Majewski dla Lisa nagrał specjalne wideo, w którym wyjaśnia, co powinien zmienić w swoim internetowym programie:
Musisz mówić dużo, dużo szybciej. Te wszystkie dłużyzny, które masz w programie, musisz wycinać. Tak jak ja. Ostro tnij, kamerę przerzucaj, zmieniaj ujęcia, żeby to miało tempo.
Satyryk radzi koledze, by nie pokazywał słabości, bowiem internetowa publiczność bywa bezlitosna:
Ewidentnie nie powinieneś Tomek się odkrywać, bo ludzie zaraz podchwycą twoje słabości. Kiedy masz na przykład opryszczkę, ludzie w internecie od razu to podchwycą. Nie patrz też na boki, tak jakbyś nie wiedział o czym masz mówić. Nie myl się, bo od razu będą złe komentarze.
Najważniejsza porada dotyczy jednak słownictwa:
Tomek, ja wiem że jesteś kulturalnym facetem, nie wiem, czy ci Hania wybaczy, ale musisz przynajmniej raz na 10 minut powiedzieć ku**a. Musi być bluzg.

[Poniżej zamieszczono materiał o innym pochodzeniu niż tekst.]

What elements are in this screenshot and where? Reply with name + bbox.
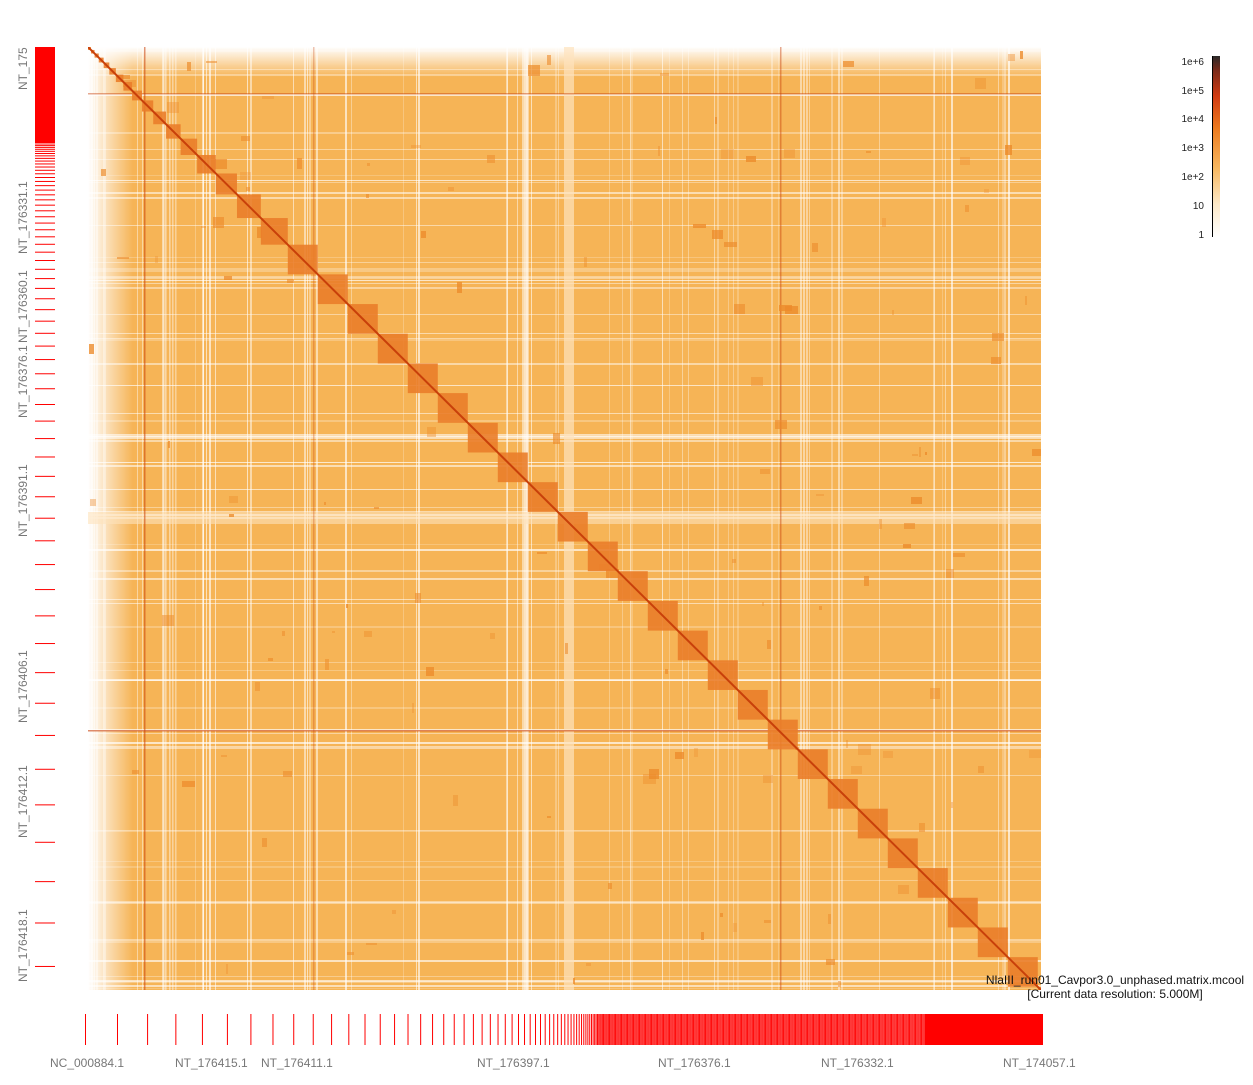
- dataset-info: NlaIII_run01_Cavpor3.0_unphased.matrix.m…: [979, 973, 1251, 1001]
- x-axis-label-6: NT_174057.1: [1003, 1056, 1076, 1070]
- colorbar-tick-0: 1e+6: [1181, 57, 1204, 68]
- x-axis-label-1: NT_176415.1: [175, 1056, 248, 1070]
- chromosome-track-bottom[interactable]: [85, 1014, 1043, 1045]
- colorbar-tick-2: 1e+4: [1181, 114, 1204, 125]
- y-axis-label-0: NT_175: [16, 47, 30, 90]
- y-axis-label-3: NT_176376.1: [16, 345, 30, 418]
- y-axis-label-4: NT_176391.1: [16, 464, 30, 537]
- heatmap-canvas[interactable]: [88, 47, 1041, 990]
- colorbar-tick-6: 1: [1198, 230, 1204, 241]
- colorbar-tick-4: 1e+2: [1181, 172, 1204, 183]
- x-axis-label-2: NT_176411.1: [261, 1056, 333, 1070]
- dataset-filename: NlaIII_run01_Cavpor3.0_unphased.matrix.m…: [985, 973, 1245, 987]
- y-axis-label-1: NT_176331.1: [16, 181, 30, 254]
- y-axis-label-5: NT_176406.1: [16, 650, 30, 723]
- y-axis-label-2: NT_176360.1: [16, 270, 30, 343]
- chromosome-track-left[interactable]: [35, 47, 55, 992]
- colorbar-tick-1: 1e+5: [1181, 86, 1204, 97]
- x-axis-label-0: NC_000884.1: [50, 1056, 125, 1070]
- contact-heatmap[interactable]: [88, 47, 1041, 990]
- x-axis-label-5: NT_176332.1: [821, 1056, 894, 1070]
- y-axis-label-6: NT_176412.1: [16, 765, 30, 838]
- dataset-resolution: [Current data resolution: 5.000M]: [1027, 987, 1203, 1001]
- x-axis-label-3: NT_176397.1: [477, 1056, 550, 1070]
- x-axis-label-4: NT_176376.1: [658, 1056, 731, 1070]
- colorbar-legend: [1212, 56, 1220, 237]
- colorbar-tick-3: 1e+3: [1181, 143, 1204, 154]
- y-axis-label-7: NT_176418.1: [16, 909, 30, 982]
- colorbar-tick-5: 10: [1192, 201, 1204, 212]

Uwadze Majewskiego nie uszedł także wygląd Tomasza Lisa, nad którym jego zdaniem, dziennikarz powinien popracować:
Nie bądź taki zmęczony, cały czas masz podkrążone oczy, a to wygląda nie najlepiej. Przecież w telewizji dbałeś o wygląd, a w Internecie to myslisz, że możesz być w swetrze? Bez przesady.
Czy Tomasz Lis zastosuje się do porad kolegi Majewskiego?